Suppose $X$ is countable and $\mathcal F$ a set of subsets of $X$. Suppose that $A_i$ for $i \in \mathbb N$ are a disjoint collection of subsets that lie in $\sigma(\mathcal F)$ and whose union is $X$. Then, $\sigma(F) = \{\cup_{s \in S} A_s : S \subset \mathbb N\}$.

To prove this, call the RHS of the assertion as $Y$. Then $Y$ is a sigma-algebra : for $S = \emptyset$ you get the empty set and for $S = \mathbb N$ you get $X$. It's closed under complements : the union over $S^c$, is the complement of the union over $S$. It's obviously closed under countable unions : the union of the respective index sets give the index set of the union of $Y$.
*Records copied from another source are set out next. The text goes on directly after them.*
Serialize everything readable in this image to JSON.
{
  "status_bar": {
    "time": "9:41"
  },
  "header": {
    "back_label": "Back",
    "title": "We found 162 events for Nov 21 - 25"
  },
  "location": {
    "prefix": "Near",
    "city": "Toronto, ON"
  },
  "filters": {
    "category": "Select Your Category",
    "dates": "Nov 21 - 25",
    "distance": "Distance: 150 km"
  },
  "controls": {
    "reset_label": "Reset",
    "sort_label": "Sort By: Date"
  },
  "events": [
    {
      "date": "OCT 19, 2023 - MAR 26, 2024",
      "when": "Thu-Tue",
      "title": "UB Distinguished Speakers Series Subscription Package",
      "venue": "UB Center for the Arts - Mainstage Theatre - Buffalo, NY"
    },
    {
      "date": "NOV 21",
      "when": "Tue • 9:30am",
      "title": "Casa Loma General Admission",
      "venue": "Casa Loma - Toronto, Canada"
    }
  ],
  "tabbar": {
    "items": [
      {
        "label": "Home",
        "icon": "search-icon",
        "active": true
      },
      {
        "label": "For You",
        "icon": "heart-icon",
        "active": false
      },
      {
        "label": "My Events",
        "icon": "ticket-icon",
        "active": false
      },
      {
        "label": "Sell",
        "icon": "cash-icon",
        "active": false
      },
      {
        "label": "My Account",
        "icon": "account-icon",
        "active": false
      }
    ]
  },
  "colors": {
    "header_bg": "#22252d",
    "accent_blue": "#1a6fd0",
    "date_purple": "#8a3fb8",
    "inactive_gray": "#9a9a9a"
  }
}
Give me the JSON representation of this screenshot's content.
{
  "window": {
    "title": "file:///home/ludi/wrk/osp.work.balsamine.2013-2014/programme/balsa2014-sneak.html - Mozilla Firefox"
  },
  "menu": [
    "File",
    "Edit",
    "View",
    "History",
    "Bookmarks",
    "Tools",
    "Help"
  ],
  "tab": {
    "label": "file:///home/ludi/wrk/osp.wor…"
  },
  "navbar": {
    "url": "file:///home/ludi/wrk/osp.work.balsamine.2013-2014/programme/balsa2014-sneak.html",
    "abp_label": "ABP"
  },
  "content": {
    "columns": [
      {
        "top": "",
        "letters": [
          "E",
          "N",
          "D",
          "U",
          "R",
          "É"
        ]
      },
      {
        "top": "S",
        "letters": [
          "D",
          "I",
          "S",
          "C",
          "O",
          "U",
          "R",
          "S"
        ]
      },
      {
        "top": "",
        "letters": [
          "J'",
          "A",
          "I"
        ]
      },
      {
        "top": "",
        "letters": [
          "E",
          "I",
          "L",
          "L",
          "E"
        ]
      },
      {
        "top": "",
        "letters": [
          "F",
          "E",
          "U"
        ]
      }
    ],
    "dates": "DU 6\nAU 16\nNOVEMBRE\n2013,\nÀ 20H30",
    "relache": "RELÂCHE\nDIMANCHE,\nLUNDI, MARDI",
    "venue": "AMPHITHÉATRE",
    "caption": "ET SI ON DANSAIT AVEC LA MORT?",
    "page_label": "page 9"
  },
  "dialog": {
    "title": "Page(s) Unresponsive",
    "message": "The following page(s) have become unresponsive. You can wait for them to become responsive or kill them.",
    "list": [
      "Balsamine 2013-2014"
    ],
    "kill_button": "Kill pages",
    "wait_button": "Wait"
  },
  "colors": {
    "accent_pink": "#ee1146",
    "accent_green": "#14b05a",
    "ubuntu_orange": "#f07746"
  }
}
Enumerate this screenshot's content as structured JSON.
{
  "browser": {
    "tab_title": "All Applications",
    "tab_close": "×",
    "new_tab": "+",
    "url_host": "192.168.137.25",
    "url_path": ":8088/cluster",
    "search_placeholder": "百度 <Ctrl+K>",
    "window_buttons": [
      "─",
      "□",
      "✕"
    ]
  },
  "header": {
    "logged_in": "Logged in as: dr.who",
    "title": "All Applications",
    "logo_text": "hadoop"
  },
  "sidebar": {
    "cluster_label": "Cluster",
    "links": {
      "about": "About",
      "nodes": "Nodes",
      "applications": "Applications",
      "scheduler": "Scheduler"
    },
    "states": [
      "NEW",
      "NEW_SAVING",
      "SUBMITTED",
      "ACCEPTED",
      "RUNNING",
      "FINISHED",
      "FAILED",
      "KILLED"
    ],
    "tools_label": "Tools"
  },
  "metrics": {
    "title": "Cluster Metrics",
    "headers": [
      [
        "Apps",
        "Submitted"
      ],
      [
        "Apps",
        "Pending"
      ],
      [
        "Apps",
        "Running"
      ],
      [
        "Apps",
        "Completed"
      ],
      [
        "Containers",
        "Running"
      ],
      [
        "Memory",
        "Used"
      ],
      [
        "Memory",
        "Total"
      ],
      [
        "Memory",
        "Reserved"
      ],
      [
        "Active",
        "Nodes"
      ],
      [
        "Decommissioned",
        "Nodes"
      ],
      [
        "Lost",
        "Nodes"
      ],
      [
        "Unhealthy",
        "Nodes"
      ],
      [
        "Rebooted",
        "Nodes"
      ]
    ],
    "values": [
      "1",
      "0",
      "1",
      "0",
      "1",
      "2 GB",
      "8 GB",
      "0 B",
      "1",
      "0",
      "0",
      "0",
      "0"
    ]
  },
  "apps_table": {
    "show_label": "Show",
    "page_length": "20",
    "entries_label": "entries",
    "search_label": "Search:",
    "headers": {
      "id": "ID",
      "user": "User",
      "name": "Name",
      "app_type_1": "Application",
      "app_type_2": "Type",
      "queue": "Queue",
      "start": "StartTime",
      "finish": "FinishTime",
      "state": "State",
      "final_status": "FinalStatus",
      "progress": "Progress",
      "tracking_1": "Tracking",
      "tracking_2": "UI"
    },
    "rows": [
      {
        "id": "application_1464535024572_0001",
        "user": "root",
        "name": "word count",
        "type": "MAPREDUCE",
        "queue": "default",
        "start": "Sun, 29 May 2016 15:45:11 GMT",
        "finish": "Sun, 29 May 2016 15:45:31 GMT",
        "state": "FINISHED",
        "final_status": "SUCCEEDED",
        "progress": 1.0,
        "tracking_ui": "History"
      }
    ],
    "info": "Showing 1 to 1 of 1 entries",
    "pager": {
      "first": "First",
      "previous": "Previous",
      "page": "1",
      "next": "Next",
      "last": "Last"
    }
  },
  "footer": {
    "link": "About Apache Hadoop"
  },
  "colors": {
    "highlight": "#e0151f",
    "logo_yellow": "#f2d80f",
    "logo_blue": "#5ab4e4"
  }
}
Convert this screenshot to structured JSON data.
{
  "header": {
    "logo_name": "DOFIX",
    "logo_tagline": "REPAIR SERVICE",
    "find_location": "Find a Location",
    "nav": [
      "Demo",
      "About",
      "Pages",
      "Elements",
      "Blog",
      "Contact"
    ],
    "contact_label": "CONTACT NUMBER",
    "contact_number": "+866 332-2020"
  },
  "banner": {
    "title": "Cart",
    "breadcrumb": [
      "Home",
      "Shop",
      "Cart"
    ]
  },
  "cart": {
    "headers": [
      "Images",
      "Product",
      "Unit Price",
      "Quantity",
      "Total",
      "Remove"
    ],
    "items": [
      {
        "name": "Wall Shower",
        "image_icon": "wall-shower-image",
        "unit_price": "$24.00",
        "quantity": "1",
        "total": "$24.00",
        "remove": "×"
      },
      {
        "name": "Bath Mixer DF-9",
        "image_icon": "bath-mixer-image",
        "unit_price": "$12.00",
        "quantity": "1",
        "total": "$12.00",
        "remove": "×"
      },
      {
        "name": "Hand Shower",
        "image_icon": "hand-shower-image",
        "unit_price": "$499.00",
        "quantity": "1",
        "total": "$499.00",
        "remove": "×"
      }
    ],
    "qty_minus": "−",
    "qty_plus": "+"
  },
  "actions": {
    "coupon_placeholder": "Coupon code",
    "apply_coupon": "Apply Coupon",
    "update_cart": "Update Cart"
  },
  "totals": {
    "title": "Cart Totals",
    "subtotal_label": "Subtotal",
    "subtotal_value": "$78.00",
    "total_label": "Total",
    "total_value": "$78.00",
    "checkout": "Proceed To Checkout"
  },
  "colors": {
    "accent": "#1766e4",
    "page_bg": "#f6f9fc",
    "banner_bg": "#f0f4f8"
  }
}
But then, $Y$ must obviously be contained in $\sigma(\mathcal F)$, because each $A_i$ belongs in $\sigma(\mathcal F)$, so every union of the form $\cup_{s \in S} A_s \in \sigma(\mathcal F)$ for $S \subset \mathbb N$. That obviously covers every subset of $Y$. Thus, we are done.

So, we have a concrete way of "disjointing" an initial set $\mathcal F$ and producing the $A_i$, and then a way of expressing $\sigma(\mathcal F)$ in terms of these $A_i$. I think this is what was asked for.